🤖 AI Summary
Traditional recursive logit (RL) models, though widely adopted, fail to exclude infeasible paths violating real-world constraints—such as time or energy budgets—thereby compromising behavioral realism. To address this, we propose a constrained recursive logit model that explicitly incorporates hard feasibility constraints into the RL framework for the first time. Our method restores Markovity via state-space augmentation, ensuring existence and uniqueness of the solution and numerical stability in estimation. We further design a value-iteration algorithm tailored to nonnegative discrete costs, enabling efficient, path-sampling-free parameter estimation with theoretical convergence guarantees.
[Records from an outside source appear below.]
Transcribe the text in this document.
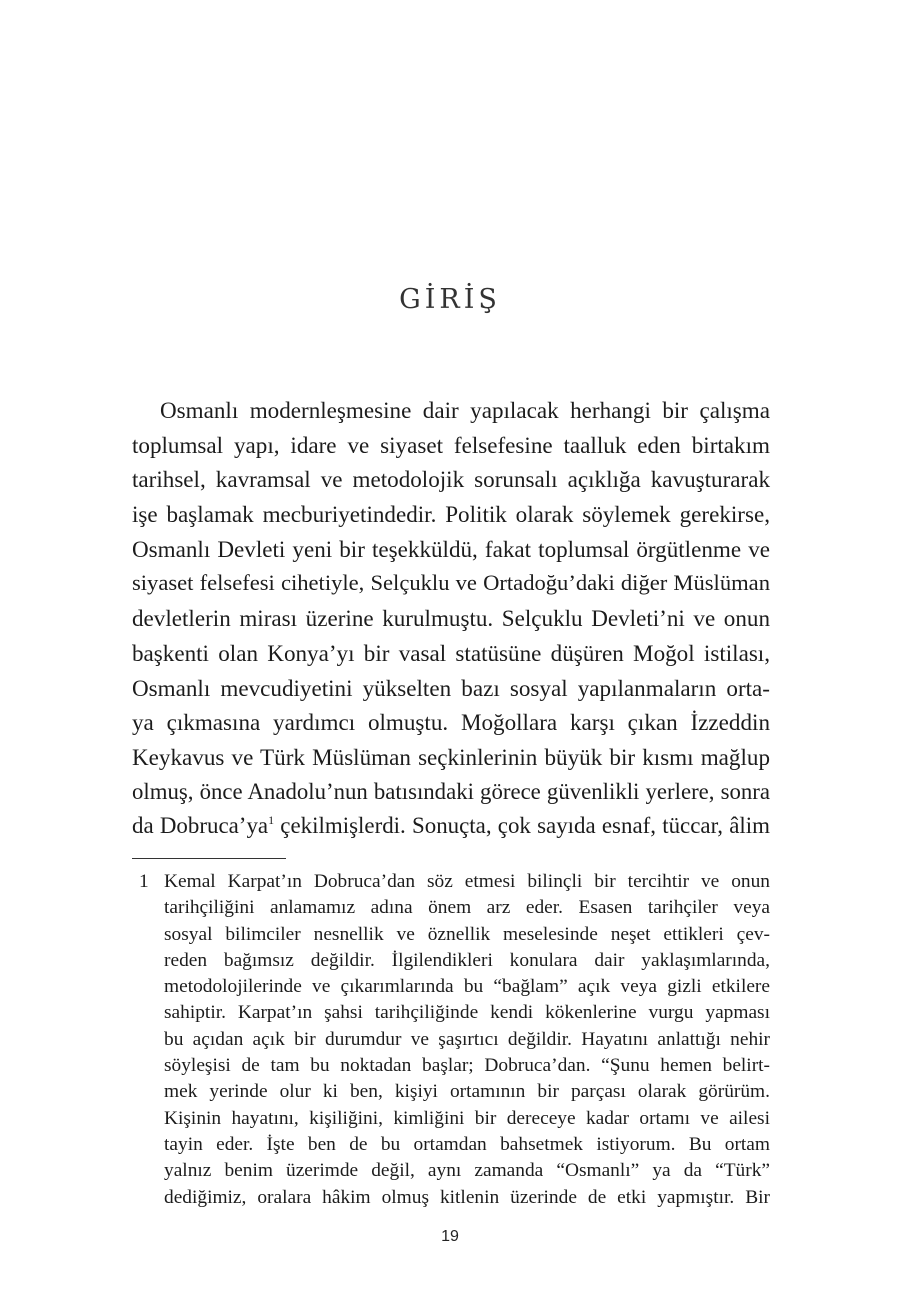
GİRİŞ
Osmanlı modernleşmesine dair yapılacak herhangi bir çalışma
toplumsal yapı, idare ve siyaset felsefesine taalluk eden birtakım
tarihsel, kavramsal ve metodolojik sorunsalı açıklığa kavuşturarak
işe başlamak mecburiyetindedir. Politik olarak söylemek gerekirse,
Osmanlı Devleti yeni bir teşekküldü, fakat toplumsal örgütlenme ve
siyaset felsefesi cihetiyle, Selçuklu ve Ortadoğu’daki diğer Müslüman
devletlerin mirası üzerine kurulmuştu. Selçuklu Devleti’ni ve onun
başkenti olan Konya’yı bir vasal statüsüne düşüren Moğol istilası,
Osmanlı mevcudiyetini yükselten bazı sosyal yapılanmaların orta-
ya çıkmasına yardımcı olmuştu. Moğollara karşı çıkan İzzeddin
Keykavus ve Türk Müslüman seçkinlerinin büyük bir kısmı mağlup
olmuş, önce Anadolu’nun batısındaki görece güvenlikli yerlere, sonra
da $Dobruca’ya^1$ çekilmişlerdi. Sonuçta, çok sayıda esnaf, tüccar, âlim
1 Kemal Karpat’ın Dobruca’dan söz etmesi bilinçli bir tercihtir ve onun
tarihçiliğini anlamamız adına önem arz eder. Esasen tarihçiler veya
sosyal bilimciler nesnellik ve öznellik meselesinde neşet ettikleri çev-
reden bağımsız değildir. İlgilendikleri konulara dair yaklaşımlarında,
metodolojilerinde ve çıkarımlarında bu “bağlam” açık veya gizli etkilere
sahiptir. Karpat’ın şahsi tarihçiliğinde kendi kökenlerine vurgu yapması
bu açıdan açık bir durumdur ve şaşırtıcı değildir. Hayatını anlattığı nehir
söyleşisi de tam bu noktadan başlar; Dobruca’dan. “Şunu hemen belirt-
mek yerinde olur ki ben, kişiyi ortamının bir parçası olarak görürüm.
Kişinin hayatını, kişiliğini, kimliğini bir dereceye kadar ortamı ve ailesi
tayin eder. İşte ben de bu ortamdan bahsetmek istiyorum. Bu ortam
yalnız benim üzerimde değil, aynı zamanda “Osmanlı” ya da “Türk”
dediğimiz, oralara hâkim olmuş kitlenin üzerinde de etki yapmıştır. Bir
19
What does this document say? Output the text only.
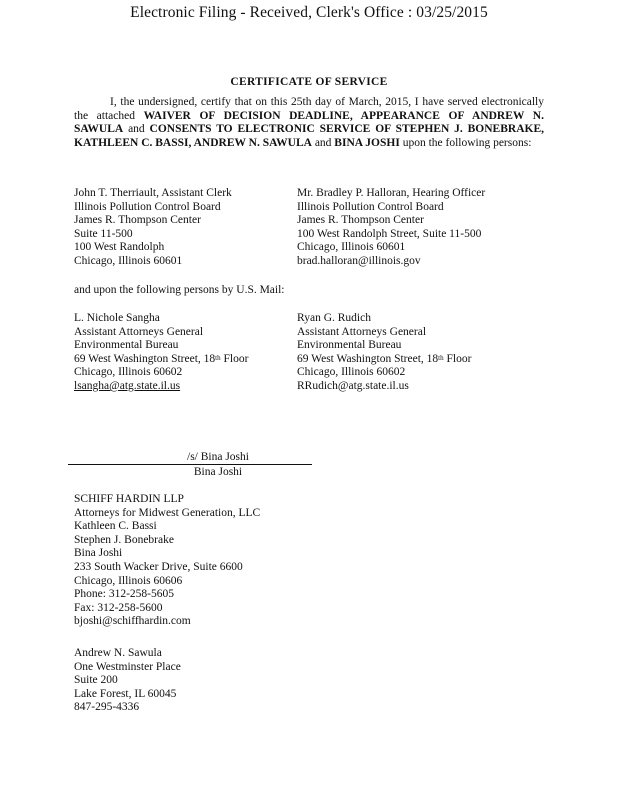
Electronic Filing - Received, Clerk's Office : 03/25/2015
CERTIFICATE OF SERVICE
I, the undersigned, certify that on this 25th day of March, 2015, I have served electronically the attached WAIVER OF DECISION DEADLINE, APPEARANCE OF ANDREW N. SAWULA and CONSENTS TO ELECTRONIC SERVICE OF STEPHEN J. BONEBRAKE, KATHLEEN C. BASSI, ANDREW N. SAWULA and BINA JOSHI upon the following persons:
John T. Therriault, Assistant Clerk
Illinois Pollution Control Board
James R. Thompson Center
Suite 11-500
100 West Randolph
Chicago, Illinois 60601
Mr. Bradley P. Halloran, Hearing Officer
Illinois Pollution Control Board
James R. Thompson Center
100 West Randolph Street, Suite 11-500
Chicago, Illinois 60601
brad.halloran@illinois.gov
and upon the following persons by U.S. Mail:
L. Nichole Sangha
Assistant Attorneys General
Environmental Bureau
69 West Washington Street, 18th Floor
Chicago, Illinois 60602
lsangha@atg.state.il.us
Ryan G. Rudich
Assistant Attorneys General
Environmental Bureau
69 West Washington Street, 18th Floor
Chicago, Illinois 60602
RRudich@atg.state.il.us
/s/ Bina Joshi
Bina Joshi
SCHIFF HARDIN LLP
Attorneys for Midwest Generation, LLC
Kathleen C. Bassi
Stephen J. Bonebrake
Bina Joshi
233 South Wacker Drive, Suite 6600
Chicago, Illinois 60606
Phone: 312-258-5605
Fax: 312-258-5600
bjoshi@schiffhardin.com
Andrew N. Sawula
One Westminster Place
Suite 200
Lake Forest, IL 60045
847-295-4336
Experiments on synthetic networks and real-world transportation datasets demonstrate that the proposed model significantly improves both behavioral plausibility and estimation stability—particularly in complex, cyclic networks where conventional RL models suffer from path explosion and constraint violation.
📝 Abstract
The recursive logit (RL) model has become a widely used framework for route choice modeling, but it suffers from a key limitation: it assigns nonzero probabilities to all paths in the network, including those that are unrealistic, such as routes exceeding travel time deadlines or violating energy constraints. To address this gap, we propose a novel Constrained Recursive Logit (CRL) model that explicitly incorporates feasibility constraints into the RL framework. CRL retains the main advantages of RL-no path sampling and ease of prediction-but systematically excludes infeasible paths from the universal choice set. The model is inherently non-Markovian; to address this, we develop a tractable estimation approach based on extending the state space, which restores the Markov property and enables estimation using standard value iteration methods. We prove that our estimation method admits a unique solution under positive discrete costs and establish its equivalence to a multinomial logit model defined over restricted universal path choice sets. Empirical experiments on synthetic and real networks demonstrate that CRL improves behavioral realism and estimation stability, particularly in cyclic networks.